What chronic stress does to your brain
Lorianna De Giorgio, Toronto Star, July 15, 2011
What does chronic stress do to your brain?
Yale University researchers have found that chronic stress plays havoc on the brain by blocking out an important gene that protects the brain from depression.
Neuritin—“an activity-dependent gene that regulates neuronal plasticity” that is important for normal brain function, not just protection against depression—is decreased by chronic stress, Ronald Duman, a neurobiologist at Yale University and his team report in the study. “Neuritin produces antidepressant actions and blocks the neuronal and behavioural deficits caused by chronic stress,” they say in the June edition of the journal Proceedings of the National Academy of Sciences.
Neuritin is found in all humans and animals, and researchers focused on neuritin in the hippocampus part of the brain—the place where memory is formed.
Duman and his colleagues exposed lab rats to high levels of stress to see how their brains reacted. Stressors included food deprivation, mixing up their day-to-night schedules and isolation.

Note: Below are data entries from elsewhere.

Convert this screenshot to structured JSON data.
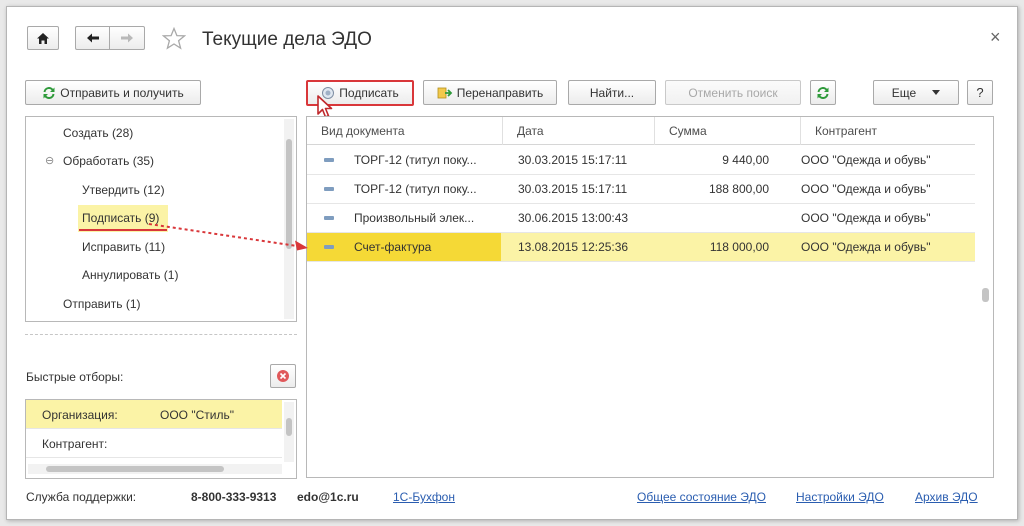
{
  "window": {
    "title": "Текущие дела ЭДО",
    "close_glyph": "×"
  },
  "nav": {
    "home_icon": "home-icon",
    "back_icon": "arrow-left-icon",
    "forward_icon": "arrow-right-icon",
    "favorite_icon": "star-icon"
  },
  "toolbar": {
    "send_receive_label": "Отправить и получить",
    "sign_label": "Подписать",
    "redirect_label": "Перенаправить",
    "find_label": "Найти...",
    "cancel_search_label": "Отменить поиск",
    "more_label": "Еще",
    "help_label": "?"
  },
  "tree": {
    "items": [
      {
        "label": "Создать (28)"
      },
      {
        "label": "Обработать (35)",
        "expanded_glyph": "⊖"
      },
      {
        "label": "Утвердить (12)"
      },
      {
        "label": "Подписать (9)"
      },
      {
        "label": "Исправить (11)"
      },
      {
        "label": "Аннулировать (1)"
      },
      {
        "label": "Отправить (1)"
      }
    ]
  },
  "quick_filters": {
    "label": "Быстрые отборы:",
    "rows": [
      {
        "field": "Организация:",
        "value": "ООО \"Стиль\""
      },
      {
        "field": "Контрагент:",
        "value": ""
      }
    ]
  },
  "grid": {
    "columns": [
      "Вид документа",
      "Дата",
      "Сумма",
      "Контрагент"
    ],
    "rows": [
      {
        "doc": "ТОРГ-12 (титул поку...",
        "date": "30.03.2015 15:17:11",
        "sum": "9 440,00",
        "partner": "ООО \"Одежда и обувь\"",
        "selected": false
      },
      {
        "doc": "ТОРГ-12 (титул поку...",
        "date": "30.03.2015 15:17:11",
        "sum": "188 800,00",
        "partner": "ООО \"Одежда и обувь\"",
        "selected": false
      },
      {
        "doc": "Произвольный элек...",
        "date": "30.06.2015 13:00:43",
        "sum": "",
        "partner": "ООО \"Одежда и обувь\"",
        "selected": false
      },
      {
        "doc": "Счет-фактура",
        "date": "13.08.2015 12:25:36",
        "sum": "118 000,00",
        "partner": "ООО \"Одежда и обувь\"",
        "selected": true
      }
    ]
  },
  "footer": {
    "support_label": "Служба поддержки:",
    "phone": "8-800-333-9313",
    "email": "edo@1c.ru",
    "buhfon_link": "1С-Бухфон",
    "status_link": "Общее состояние ЭДО",
    "settings_link": "Настройки ЭДО",
    "archive_link": "Архив ЭДО"
  },
  "colors": {
    "highlight_red": "#d9373a",
    "selected_row": "#fbf3a6",
    "selected_cell": "#f5d936",
    "link": "#2a5db0"
  }
}
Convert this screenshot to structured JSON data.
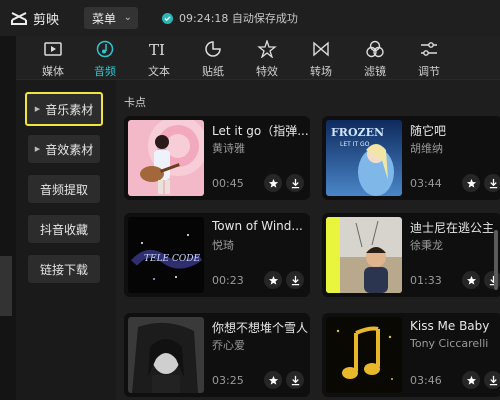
{
  "app": {
    "name": "剪映",
    "menu_label": "菜单",
    "save_status": "09:24:18 自动保存成功"
  },
  "tabs": [
    {
      "label": "媒体",
      "icon": "media-icon"
    },
    {
      "label": "音频",
      "icon": "audio-icon",
      "active": true
    },
    {
      "label": "文本",
      "icon": "text-icon"
    },
    {
      "label": "贴纸",
      "icon": "sticker-icon"
    },
    {
      "label": "特效",
      "icon": "effects-icon"
    },
    {
      "label": "转场",
      "icon": "transition-icon"
    },
    {
      "label": "滤镜",
      "icon": "filter-icon"
    },
    {
      "label": "调节",
      "icon": "adjust-icon"
    }
  ],
  "sidenav": {
    "items": [
      {
        "label": "音乐素材",
        "has_arrow": true,
        "selected": true
      },
      {
        "label": "音效素材",
        "has_arrow": true
      },
      {
        "label": "音频提取"
      },
      {
        "label": "抖音收藏"
      },
      {
        "label": "链接下载"
      }
    ]
  },
  "section": {
    "label": "卡点"
  },
  "tracks": [
    {
      "title": "Let it go（指弹...",
      "artist": "黄诗雅",
      "duration": "00:45"
    },
    {
      "title": "随它吧",
      "artist": "胡维纳",
      "duration": "03:44"
    },
    {
      "title": "Town of Wind...",
      "artist": "悦琦",
      "duration": "00:23"
    },
    {
      "title": "迪士尼在逃公主",
      "artist": "徐秉龙",
      "duration": "01:33"
    },
    {
      "title": "你想不想堆个雪人",
      "artist": "乔心爱",
      "duration": "03:25"
    },
    {
      "title": "Kiss Me Baby",
      "artist": "Tony Ciccarelli",
      "duration": "03:46"
    }
  ],
  "thumb_texts": {
    "frozen": "FROZEN",
    "let_it_go": "LET IT GO",
    "town": "TELE CODE"
  },
  "colors": {
    "accent": "#2ec5d0",
    "highlight": "#f1e43a",
    "check": "#2bb5b5"
  }
}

“They are relatively mild (stressors) individually but when you do them continuously over time it adds up to a fair amount of stress for the animal,” Duman says.

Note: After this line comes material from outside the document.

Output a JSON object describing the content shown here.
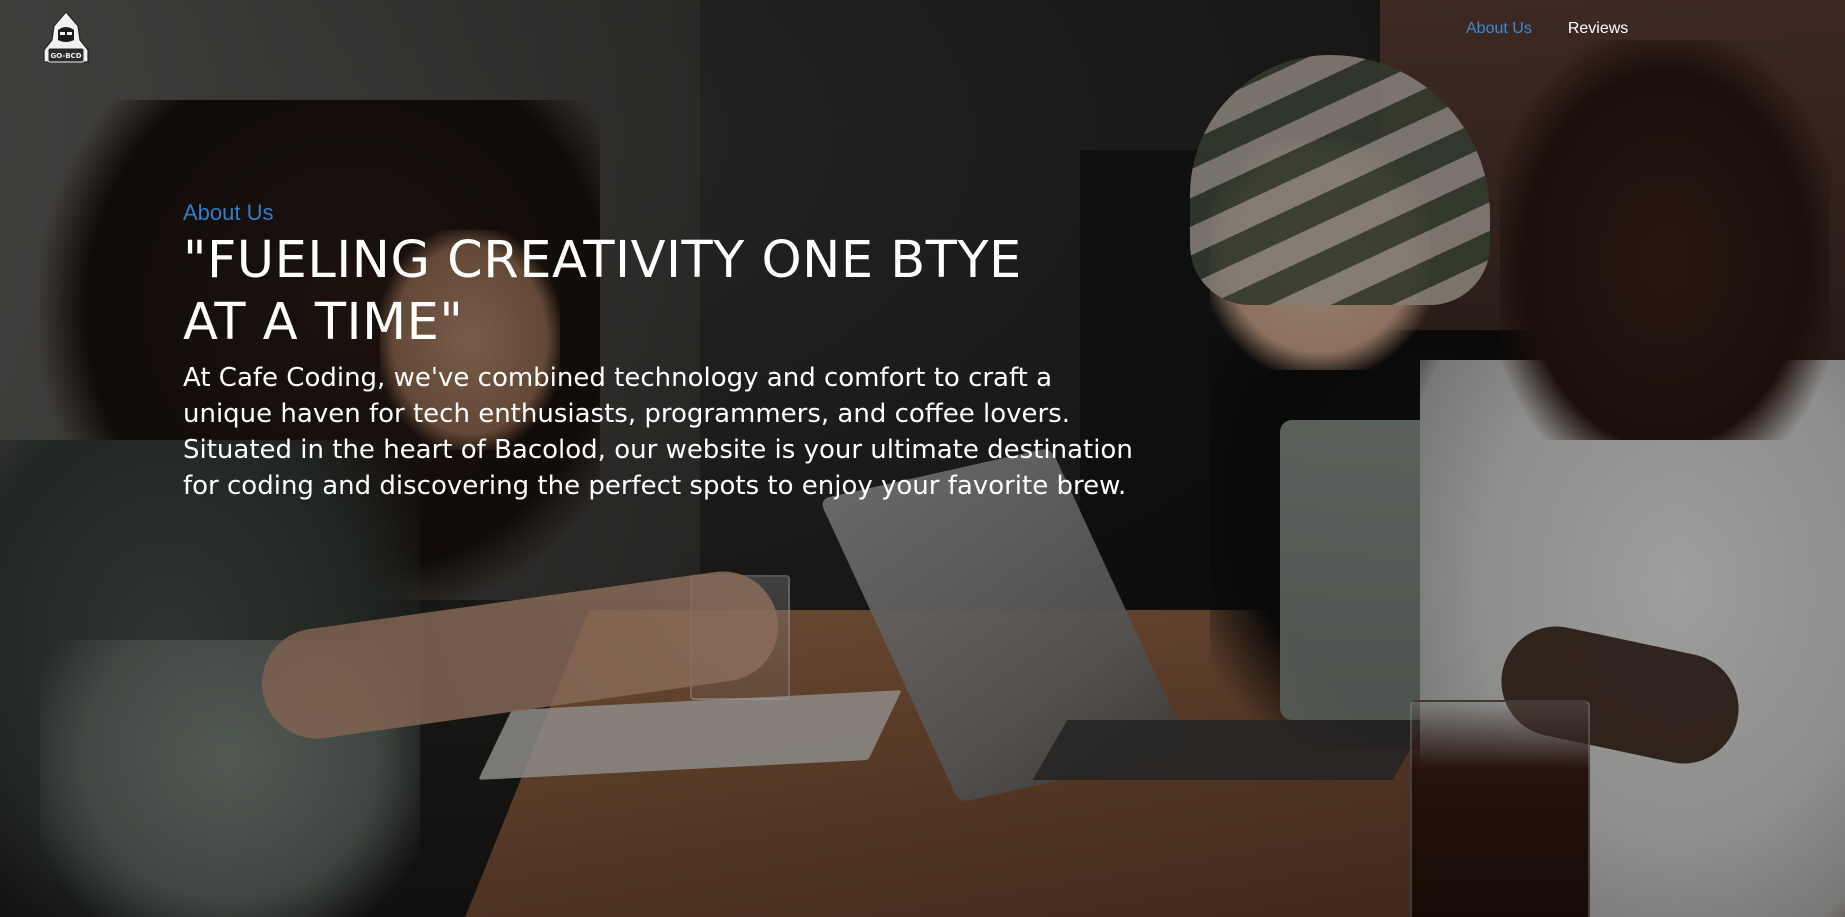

“One of the first things we found was that chronic stress exposure decreased the amounts of this protein called neuritin, which has been linked to (the growth) of neural processes.

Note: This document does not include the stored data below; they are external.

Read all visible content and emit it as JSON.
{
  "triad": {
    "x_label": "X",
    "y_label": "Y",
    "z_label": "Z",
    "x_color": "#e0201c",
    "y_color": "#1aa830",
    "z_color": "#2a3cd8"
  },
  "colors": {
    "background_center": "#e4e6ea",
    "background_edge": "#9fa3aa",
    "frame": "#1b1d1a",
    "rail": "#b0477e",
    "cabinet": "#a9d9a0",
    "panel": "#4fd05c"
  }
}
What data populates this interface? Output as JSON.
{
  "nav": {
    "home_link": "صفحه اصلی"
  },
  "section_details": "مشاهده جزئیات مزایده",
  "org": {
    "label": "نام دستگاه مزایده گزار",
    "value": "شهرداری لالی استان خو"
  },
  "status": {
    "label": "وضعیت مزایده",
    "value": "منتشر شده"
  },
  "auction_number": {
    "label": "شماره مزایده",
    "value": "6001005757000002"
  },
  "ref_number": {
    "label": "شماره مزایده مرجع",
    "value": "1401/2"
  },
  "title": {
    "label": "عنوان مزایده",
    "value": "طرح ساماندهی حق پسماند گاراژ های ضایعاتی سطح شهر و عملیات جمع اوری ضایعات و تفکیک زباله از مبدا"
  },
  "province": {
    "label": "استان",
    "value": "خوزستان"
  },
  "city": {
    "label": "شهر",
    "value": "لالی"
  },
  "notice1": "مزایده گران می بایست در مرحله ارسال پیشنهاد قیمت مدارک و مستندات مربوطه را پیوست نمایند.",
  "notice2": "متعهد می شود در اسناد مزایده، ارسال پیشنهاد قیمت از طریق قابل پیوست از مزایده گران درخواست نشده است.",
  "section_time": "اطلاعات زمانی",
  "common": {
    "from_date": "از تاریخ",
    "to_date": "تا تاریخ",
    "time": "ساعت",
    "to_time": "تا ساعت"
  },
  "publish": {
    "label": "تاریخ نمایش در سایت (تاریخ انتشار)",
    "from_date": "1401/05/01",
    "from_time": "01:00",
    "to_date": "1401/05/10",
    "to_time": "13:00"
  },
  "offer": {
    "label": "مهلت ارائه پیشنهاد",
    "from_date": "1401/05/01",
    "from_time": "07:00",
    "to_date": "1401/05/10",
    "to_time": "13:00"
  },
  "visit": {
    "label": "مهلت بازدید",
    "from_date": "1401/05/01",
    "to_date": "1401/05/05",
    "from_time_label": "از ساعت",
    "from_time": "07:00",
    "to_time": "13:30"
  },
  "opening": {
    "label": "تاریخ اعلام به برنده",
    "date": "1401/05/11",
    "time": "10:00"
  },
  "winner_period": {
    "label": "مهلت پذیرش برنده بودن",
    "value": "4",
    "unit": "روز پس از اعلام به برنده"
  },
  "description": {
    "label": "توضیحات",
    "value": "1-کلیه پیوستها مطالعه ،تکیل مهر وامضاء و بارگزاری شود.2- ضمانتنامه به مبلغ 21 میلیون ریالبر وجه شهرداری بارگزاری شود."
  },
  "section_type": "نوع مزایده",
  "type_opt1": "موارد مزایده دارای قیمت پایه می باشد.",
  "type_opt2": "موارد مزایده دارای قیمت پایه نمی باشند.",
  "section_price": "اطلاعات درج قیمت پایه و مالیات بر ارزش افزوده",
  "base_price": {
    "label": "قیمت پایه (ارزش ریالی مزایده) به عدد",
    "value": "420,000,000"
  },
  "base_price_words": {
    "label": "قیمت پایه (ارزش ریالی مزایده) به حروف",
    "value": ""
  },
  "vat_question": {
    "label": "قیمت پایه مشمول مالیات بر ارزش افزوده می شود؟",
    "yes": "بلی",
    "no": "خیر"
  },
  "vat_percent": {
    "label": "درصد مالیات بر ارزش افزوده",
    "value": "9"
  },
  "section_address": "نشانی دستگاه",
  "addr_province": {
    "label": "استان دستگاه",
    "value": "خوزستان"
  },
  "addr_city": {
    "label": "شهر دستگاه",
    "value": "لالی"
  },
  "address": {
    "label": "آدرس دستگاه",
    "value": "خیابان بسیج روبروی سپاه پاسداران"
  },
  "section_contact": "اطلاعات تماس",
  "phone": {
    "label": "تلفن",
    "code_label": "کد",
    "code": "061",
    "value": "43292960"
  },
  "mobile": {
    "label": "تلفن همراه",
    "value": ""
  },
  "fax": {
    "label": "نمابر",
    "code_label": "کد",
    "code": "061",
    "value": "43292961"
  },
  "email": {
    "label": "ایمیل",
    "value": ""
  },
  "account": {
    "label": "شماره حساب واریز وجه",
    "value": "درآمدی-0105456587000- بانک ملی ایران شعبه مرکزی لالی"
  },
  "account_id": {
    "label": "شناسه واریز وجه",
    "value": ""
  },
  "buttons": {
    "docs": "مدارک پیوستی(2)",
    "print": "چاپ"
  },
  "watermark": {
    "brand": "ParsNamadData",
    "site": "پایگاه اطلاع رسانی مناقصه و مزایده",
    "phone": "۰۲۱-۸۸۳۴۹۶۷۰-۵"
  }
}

“The question was whether or not changes in this protein contribute to … stress and also whether the increase that we saw with anti-depressant in that protein could account for the effect of the anti-depressant on both the neural processes as well as on behaviour.”
Duman and his team found that “over-expressing” the protein increased the number of synaptic connections and also produced behavioural effects that “would be similar to what we would observe with an anti-depressant,” he says. In some cases, the effects were superior to those with anti-depressants.
“Neuronal connections or synapses are the sites of contact that allow information to pass between neurons,” Duman explains.
Researchers found decreased levels of neuritin caused an atrophy of spinal connections and also produced depressive-like behaviours in the rats.
While past research has already shown that stress can lead to a retraction of neural processes or the atrophy (deterioration) of neuronal connections in the brain, little research had been done about the connection between neuritin and stress.
Duman has done post-mortem studies in the past on the brains of depressed patients, finding that there was also a decrease of neuritin.
Major depressive disorder affects up to 17 per cent of the U.S. population, with anti-depressants only effective for one-third of those suffering from the disorder, according to research published in Duman’s study.
Depression affects roughly 121 million people worldwide, according to the World Health Organization.
Duman hopes his study will shed further light on the connection between stress and depression.
Currently there are no anti-depressants on the market that contain neuritin.